### Weaviate Vector DB Creation

In [1]:
!docker compose up -d

 Container rag-comprehensive-weaviate-1  Starting
Error response from daemon: driver failed programming external connectivity on endpoint rag-comprehensive-weaviate-1 (8762104eacd08910fa6f73f5dff6fbeb0203242860fb295b6d1dc1b3085f0146): Bind for 0.0.0.0:50051 failed: port is already allocated


In [2]:
import os
import weaviate
from dotenv import load_dotenv
load_dotenv()

# Create weaviate client
google_api_key=os.getenv("GOOGLE_API_KEY")
client = weaviate.Client(
    url = "http://localhost:8080",  # Replace with your endpoint
    additional_headers = {
        "X-Google-Api-Key": google_api_key # Replace with your inference API key
    }
)
client.is_ready()

            Please consider upgrading to the latest version. See https://weaviate.io/developers/weaviate/client-libraries/python for details.


True

### Data loading

In [3]:
from llama_index.core import SimpleDirectoryReader
# Load documents
documents=SimpleDirectoryReader("./data").load_data()

### Hierarchical splitter

In [4]:
from llama_index.core.node_parser import TokenTextSplitter
text_splitter_ids = ["1024", "510"]
text_splitter_map = {}
for ids in text_splitter_ids:
    text_splitter_map[ids] = TokenTextSplitter(
        chunk_size=int(ids),
        chunk_overlap=200
    )

In [12]:
from llama_index.core import SimpleDirectoryReader, Document
from llama_index.core.node_parser import HierarchicalNodeParser, get_leaf_nodes
from llama_index.core.schema import MetadataMode

# This function takes in a directory of files, puts them in a giant document, and parses and returns them as:
# - a hierarchical node structure if it's a hierarchical implementation
# - a simple node structure if it's a non-hierarchial implementation

def hierachical_splitter(filepath, hierarchical=True):
    """Load documents from a directory."""
    documents=SimpleDirectoryReader(filepath).load_data()

    if hierarchical:
        # combine all documents into one
        documents = [
            Document(text="\n\n".join(
                    document.get_content(metadata_mode=MetadataMode.ALL)
                    for document in documents
                )
            )
        ]

        node_parser = HierarchicalNodeParser.from_defaults(node_parser_ids=text_splitter_ids, node_parser_map=text_splitter_map)

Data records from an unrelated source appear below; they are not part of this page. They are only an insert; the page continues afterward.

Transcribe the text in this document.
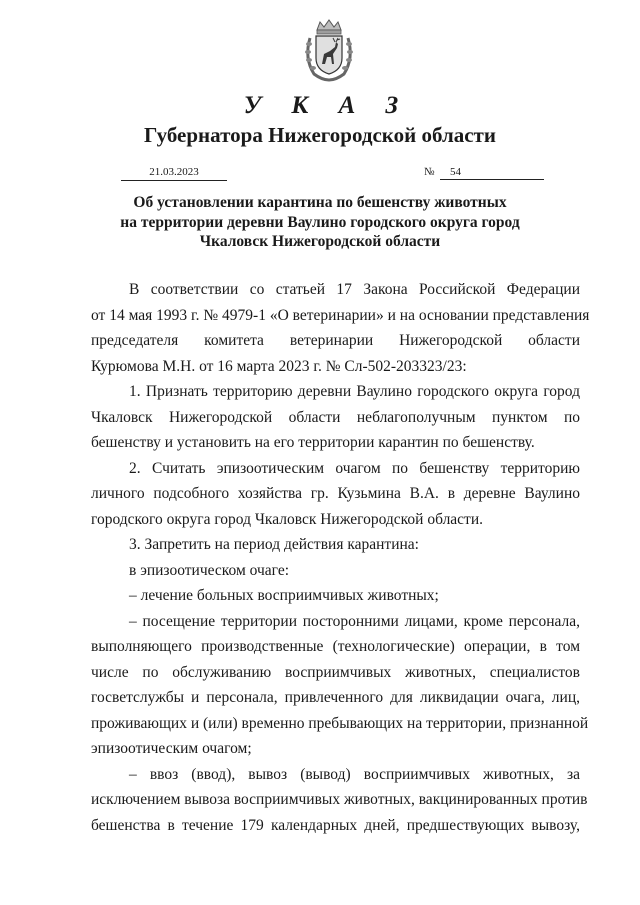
У К А З
Губернатора Нижегородской области
21.03.2023	№	54
Об установлении карантина по бешенству животных
на территории деревни Ваулино городского округа город
Чкаловск Нижегородской области
В соответствии со статьей 17 Закона Российской Федерации
от 14 мая 1993 г. № 4979-1 «О ветеринарии» и на основании представления
председателя комитета ветеринарии Нижегородской области
Курюмова М.Н. от 16 марта 2023 г. № Сл-502-203323/23:
1. Признать территорию деревни Ваулино городского округа город
Чкаловск Нижегородской области неблагополучным пунктом по
бешенству и установить на его территории карантин по бешенству.
2. Считать эпизоотическим очагом по бешенству территорию
личного подсобного хозяйства гр. Кузьмина В.А. в деревне Ваулино
городского округа город Чкаловск Нижегородской области.
3. Запретить на период действия карантина:
в эпизоотическом очаге:
– лечение больных восприимчивых животных;
– посещение территории посторонними лицами, кроме персонала,
выполняющего производственные (технологические) операции, в том
числе по обслуживанию восприимчивых животных, специалистов
госветслужбы и персонала, привлеченного для ликвидации очага, лиц,
проживающих и (или) временно пребывающих на территории, признанной
эпизоотическим очагом;
– ввоз (ввод), вывоз (вывод) восприимчивых животных, за
исключением вывоза восприимчивых животных, вакцинированных против
бешенства в течение 179 календарных дней, предшествующих вывозу,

        parent_nodes = node_parser.get_nodes_from_documents(documents)
        return parent_nodes, get_leaf_nodes(parent_nodes)
    else:
        return parent_nodes

# After loading the documents, call the function:
parent_nodes, leaf_nodes = hierachical_splitter("data", hierarchical=True)

### Data Indexing

In [13]:
from llama_index.llms.gemini import Gemini
from llama_index.embeddings.gemini import GeminiEmbedding
from llama_index.core.node_parser import SentenceSplitter
from llama_index.core import Settings

Settings.llm = Gemini(models='gemini-pro', api_key=google_api_key)
Settings.embed_model = GeminiEmbedding(model_name="models/embedding-001")
Settings.node_parser = SentenceSplitter(chunk_size=512, chunk_overlap=20)
Settings.num_output = 512
Settings.context_window = 3900

  from .autonotebook import tqdm as notebook_tqdm


#### Load and Parse Documents with Node Parser

We load the documentation and store parent nodes in a `SimpleDocumentStore` and leaf nodes in a `VectorStoreIndex`.

In [14]:
from llama_index.core.storage.docstore import SimpleDocumentStore

docstore = SimpleDocumentStore()
docstore.add_documents(parent_nodes)

In [15]:
from llama_index.core import VectorStoreIndex
from llama_index.core import StorageContext
from llama_index.vector_stores.weaviate import WeaviateVectorStore

# construct vector store 
vector_store = WeaviateVectorStore(weaviate_client=client)

# set up storage for embeddings
storage_context = StorageContext.from_defaults(docstore=docstore, vector_store=vector_store)
# set up the index 
index = VectorStoreIndex(
    leaf_nodes,
    storage_context=storage_context
)

### Data Querying

##### Query with Default Vector Search

In [16]:
from llama_index.core.response.notebook_utils import display_response

query_engine = index.as_query_engine()
response = query_engine.query("What did the author do growing up?")

display_response(response)


**`Final Response:`** The author wrote short stories and programmed on an IBM 1401 computer.